|
Business Intelligence Metadata Repository
Before we proceed to understand the key BI Metadata architecture scenarios, let's take a quick look at the core and common component. This metadata component of the BI system should be populated and connected across various components such as ETL tool, database, data modeling tool and reporting and querying tool to the extent available facilities of various tools permit. Metadata should be used for scheduling various system management activities, to the extent possible. The sources of metadata are expected to be
- Data modeling tool,
- ETL tool,
- RDBMS and MDDB and
- Reporting and querying tool.
In addition, business metadata can also be stored in appropriate metadata repository. Capacities of BI tools should be exploited for this purpose.
The following diagram depicts the position of metadata repository in BI architecture.

There are two distinct strategies for managing metadata in a heterogeneous BI environment.
- Centralized Metadata
- Distributed Metadata
Centralized Metadata
The following diagram shows a generic BI system with centralized metadata management strategy.

The centralized metadata architecture ensures,
- Standardized metadata across different systems
- No replication of metadata across systems and hence no need for synchronization of metadata across the components used
- No need for maintaining bi-directional connections to be between various tools for metadata exchange
- Minimal effort in system integration.
- Optimal hardware resource requirements.
Distributed Metadata
The following diagram gives a representation of a BI system with distributed metadata management strategy.

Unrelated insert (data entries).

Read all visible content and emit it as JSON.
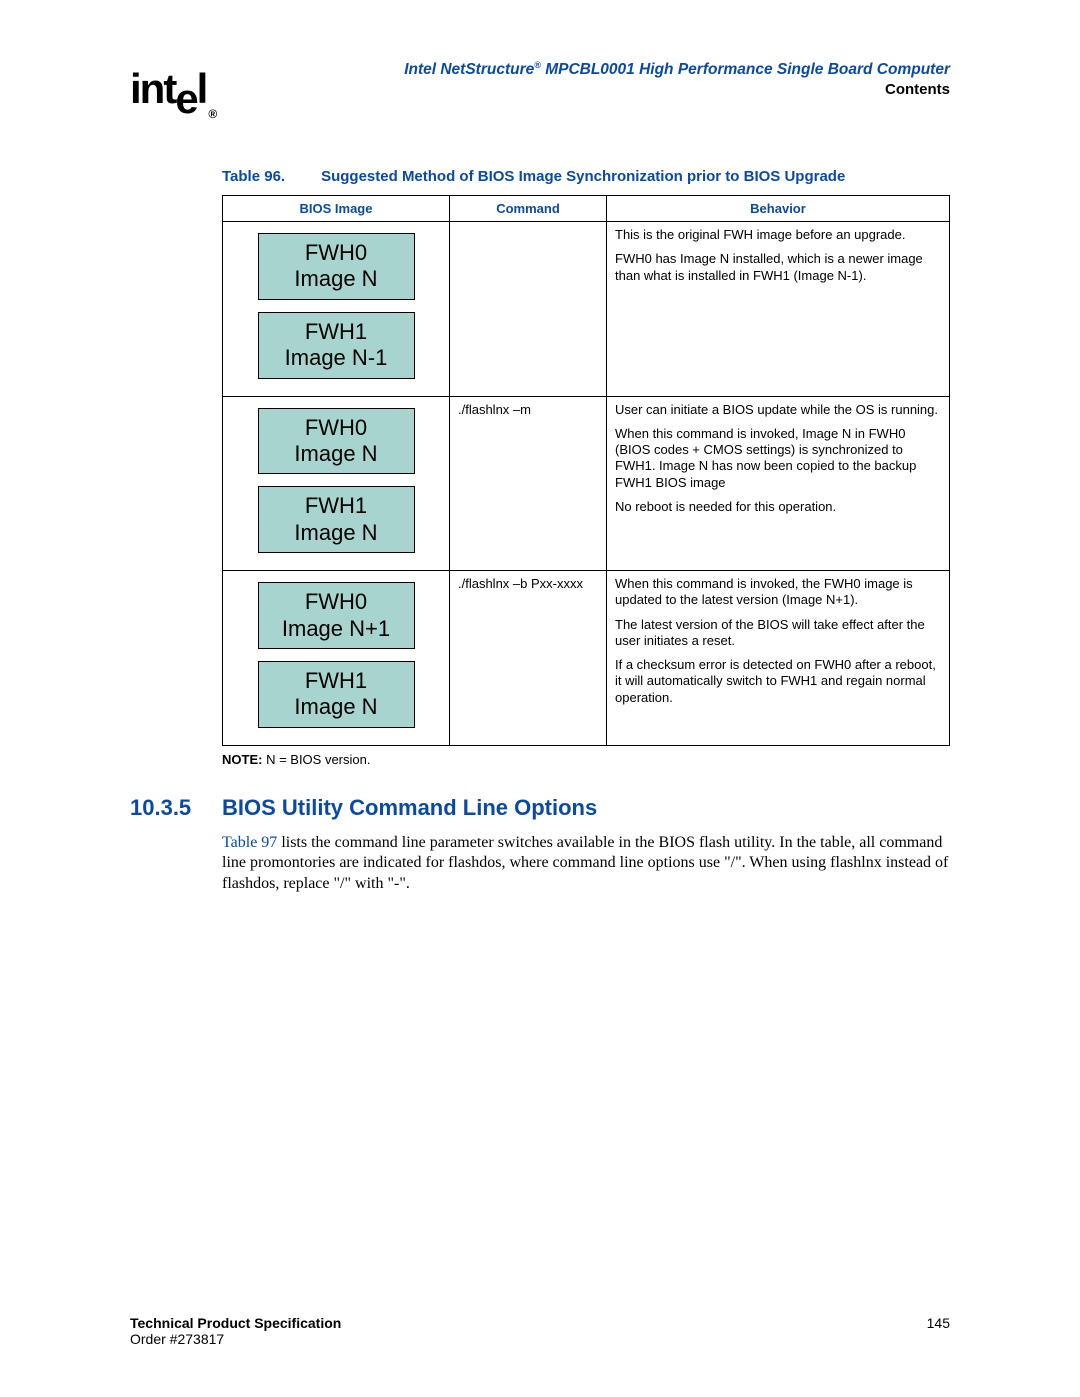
{
  "header": {
    "logo_text": "intel",
    "reg_mark": "®",
    "doc_title_prefix": "Intel NetStructure",
    "doc_title_suffix": " MPCBL0001 High Performance Single Board Computer",
    "contents_link": "Contents"
  },
  "table": {
    "caption_label": "Table 96.",
    "caption_title": "Suggested Method of BIOS Image Synchronization prior to BIOS Upgrade",
    "headers": {
      "bios_image": "BIOS Image",
      "command": "Command",
      "behavior": "Behavior"
    },
    "rows": [
      {
        "box1_line1": "FWH0",
        "box1_line2": "Image N",
        "box2_line1": "FWH1",
        "box2_line2": "Image N-1",
        "command": "",
        "behavior_p1": "This is the original FWH image before an upgrade.",
        "behavior_p2": "FWH0 has Image N installed, which is a newer image than what is installed in FWH1 (Image N-1).",
        "behavior_p3": ""
      },
      {
        "box1_line1": "FWH0",
        "box1_line2": "Image N",
        "box2_line1": "FWH1",
        "box2_line2": "Image N",
        "command": "./flashlnx –m",
        "behavior_p1": "User can initiate a BIOS update while the OS is running.",
        "behavior_p2": "When this command is invoked, Image N in FWH0 (BIOS codes + CMOS settings) is synchronized to FWH1. Image N has now been copied to the backup FWH1 BIOS image",
        "behavior_p3": "No reboot is needed for this operation."
      },
      {
        "box1_line1": "FWH0",
        "box1_line2": "Image N+1",
        "box2_line1": "FWH1",
        "box2_line2": "Image N",
        "command": "./flashlnx –b Pxx-xxxx",
        "behavior_p1": "When this command is invoked, the FWH0 image is updated to the latest version (Image N+1).",
        "behavior_p2": "The latest version of the BIOS will take effect after the user initiates a reset.",
        "behavior_p3": "If a checksum error is detected on FWH0 after a reboot, it will automatically switch to FWH1 and regain normal operation."
      }
    ],
    "note_label": "NOTE:",
    "note_text": "  N = BIOS version."
  },
  "section": {
    "number": "10.3.5",
    "title": "BIOS Utility Command Line Options",
    "xref": "Table 97",
    "para_rest": " lists the command line parameter switches available in the BIOS flash utility. In the table, all command line promontories are indicated for flashdos, where command line options use \"/\". When using flashlnx instead of flashdos, replace \"/\" with \"-\"."
  },
  "footer": {
    "spec": "Technical Product Specification",
    "order": "Order #273817",
    "page": "145"
  }
}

The main drawback of distributed metadata architecture is in its metadata distribution mechanism, which is against the Data Warehousing principle of possessing ‘a single version of truth at a centralized location’. While metadata changes less frequently compared to the data, metadata updates are more complex to deal with. This is because metadata updates not only affect the data that is described (e.g. deletion / insertion of a data element) but also other objects due to metadata interrelationships (e.g. referential integrity constraints). Also, synchronization of repositories, which share metadata with each other, needs to be accomplished. In particular, updates of replicated metadata need to be detected and propagated in order to keep this metadata consistent. Furthermore, updated metadata needs to be applied (i.e. integrated) within a repository, e.g. to keep interrelationships with metadata from other repositories consistent.
Comparison
The aim of metadata management is always to achieve the centralized metadata architecture but due to the limitations of the tools and their functionality it may not be possible to achieve it in present time. Hence distributed metadata architecture is seen in most of the implementations. The following table gives comparison between these two architectures.
No. |
Aspects |
Centralized Metadata |
Distributed Metadata |
1. |
Number of repositories |
Only one centralized repository is needed. |
All the tools possess their own metadata repositories. |
2. |
Replication of metadata |
None. |
Sometimes this it is necessary to replicate the metadata across multiple tools e.g. user profiles. |
3. |
Tool independence |
The BI system architecture fully depends upon the tool chosen, as there exists only a single tool to take care of the entire BI system. |
As multiple tools can be involved in this architecture, a set of tools can be chosen to get maximum functionality / facility coverage. But this is usually at the cost of seamless system integration. |
4. |
System Integration |
As only one tool or a set of tools from a single vendor is involved in this architecture, the system integration is seamless and hence compatibility issues of various components do not arise. |
Integrating tools from various vendors is one of the greatest challenges in this architecture. The number of tool-to-tool connections / compatibility issues and the mapping overhead are significant. Usually a POC is recommended to ensure the compatibility among various tools before the implementation begins. |
5. |
Metadata synchronization |
No synchronization is necessary. |
Synchronization of repositories sharing metadata with each other needs to be accomplished. In particular, updates of replicated metadata need to be detected and propagated automatically in order to keep this metadata consistent. |
6. |
Metadata exchange |
No metadata exchange is necessary. |
All tools communicate with each other to exchange metadata generating numerous bi-directional connections. But a few of the tools may not be able to communicate at all or may need tools to provide a channel to communicate with others. |
7. |
Hardware capacity requirements |
Optimum hardware is required. |
Various tools demand different hardware capacities. Accumulated hardware requirement is always larger than what is needed for centralized metadata architecture. |
8. |
Example |
Informatica Suite of Products. |
Architecture using various products like Informatica PowerCenter, Business Objects, Hyperion Essbase, MetaCenter etc. |
The above comparison gives a clear picture of why the centralized metadata architecture yields a cost effectiveness solution compared to the distributed architecture.
|